Celebrating Twenty Years of Failure in the Mobile Space

There's interesting reading, great 1990s nostalgia, and some pictures of long forgotten devices at this IT World article:

Flops and Vapor: 10 ways Microsoft tried and failed to rule the Mobile device world

It's an amazing list of Microsoft-sponsored mobile software failures.  It shows us how compelling the "tiny pocket computer" idea has been in all our collective imaginations, and how elusive success has been in that space.

Even those technologies that have succeeded have not had a long or stable shelf life.  Mobile technology is more uncertain, and the market is far less stable than the PC market.

It might give you pause, if you were a major vendor of software for the Pocket PC, in 2001, or a Palm Pilot software vendor, in 1999, that your market might not exist in 10 years.  Could the same thing happen again, to Apple-device software ISVs?  It would be a historical anomaly if the market didn't at least cool off a little bit.

Anyways, nobody has tried (and failed) more often in the mobile-device space, than Microsoft.

Click the link, and read, and weep.  And ask yourself, how many of those gadgets are in my gadget junk drawer.   I personally bought (or wanted to buy) at least a dozen such devices, including Microsoft-based offerings running Windows CE, and some others, including various models of the Palm Pilot PDA.

But while Palm is dead, and its most notable successes lead to nothing but failure, Microsoft has survived its failures, making it perhaps the most unique company in the technology business.  Its sheer financial health, lead by the Windows and Office division's billions of dollars in profits, lets it lose billions on mobile devices, XBox game systems R&D, and other things, without substantially affecting the bottom line.   

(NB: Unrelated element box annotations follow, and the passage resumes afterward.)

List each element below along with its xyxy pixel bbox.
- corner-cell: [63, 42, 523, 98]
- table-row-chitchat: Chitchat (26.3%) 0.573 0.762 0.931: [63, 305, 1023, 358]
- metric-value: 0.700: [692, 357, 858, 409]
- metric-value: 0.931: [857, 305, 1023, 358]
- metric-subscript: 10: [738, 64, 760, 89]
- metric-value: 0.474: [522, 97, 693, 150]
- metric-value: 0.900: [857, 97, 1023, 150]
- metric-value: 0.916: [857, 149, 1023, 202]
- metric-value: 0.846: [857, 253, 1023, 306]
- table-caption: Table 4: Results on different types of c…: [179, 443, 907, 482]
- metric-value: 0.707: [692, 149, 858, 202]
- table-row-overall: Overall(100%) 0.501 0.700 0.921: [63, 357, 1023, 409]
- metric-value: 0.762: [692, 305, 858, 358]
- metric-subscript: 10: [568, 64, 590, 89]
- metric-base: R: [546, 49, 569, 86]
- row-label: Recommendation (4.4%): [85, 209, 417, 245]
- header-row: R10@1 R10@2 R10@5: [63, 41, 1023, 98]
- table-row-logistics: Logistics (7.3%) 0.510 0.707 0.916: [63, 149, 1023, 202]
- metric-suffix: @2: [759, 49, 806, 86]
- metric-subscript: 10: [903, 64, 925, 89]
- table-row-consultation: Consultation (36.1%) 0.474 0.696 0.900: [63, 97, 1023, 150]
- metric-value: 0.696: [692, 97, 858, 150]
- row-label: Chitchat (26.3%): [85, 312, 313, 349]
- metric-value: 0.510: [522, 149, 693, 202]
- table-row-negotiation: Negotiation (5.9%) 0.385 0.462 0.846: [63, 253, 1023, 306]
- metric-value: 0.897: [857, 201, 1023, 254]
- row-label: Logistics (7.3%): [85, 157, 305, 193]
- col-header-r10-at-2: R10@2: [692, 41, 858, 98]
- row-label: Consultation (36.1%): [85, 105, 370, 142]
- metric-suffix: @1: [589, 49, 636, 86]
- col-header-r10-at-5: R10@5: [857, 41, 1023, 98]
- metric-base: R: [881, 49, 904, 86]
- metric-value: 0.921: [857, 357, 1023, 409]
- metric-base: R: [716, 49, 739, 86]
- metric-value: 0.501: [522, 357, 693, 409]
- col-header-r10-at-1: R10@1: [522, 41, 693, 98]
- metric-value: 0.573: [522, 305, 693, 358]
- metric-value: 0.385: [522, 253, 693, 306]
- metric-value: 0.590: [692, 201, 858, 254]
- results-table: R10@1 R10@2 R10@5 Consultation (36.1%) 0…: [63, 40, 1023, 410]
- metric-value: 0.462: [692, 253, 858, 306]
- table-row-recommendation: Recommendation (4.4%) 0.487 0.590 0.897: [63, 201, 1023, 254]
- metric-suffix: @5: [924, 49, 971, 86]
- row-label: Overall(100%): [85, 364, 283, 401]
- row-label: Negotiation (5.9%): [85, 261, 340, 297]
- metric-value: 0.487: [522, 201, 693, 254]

So, the ability to not only survive, but continue to thrive, while throwing away more billions on wasted R&D than any other company in history, is in fact, something to celebrate.  I'm actually serious here.  People owe Microsoft some respect for that.  And I do respect Microsoft, even though they do things that make me mad.  Give me back the Office 2003 User Interface, and get rid of that useless ribbon.  But hey.... Windows 7 is nice.  Try not to screw up Windows 8 too badly, okay?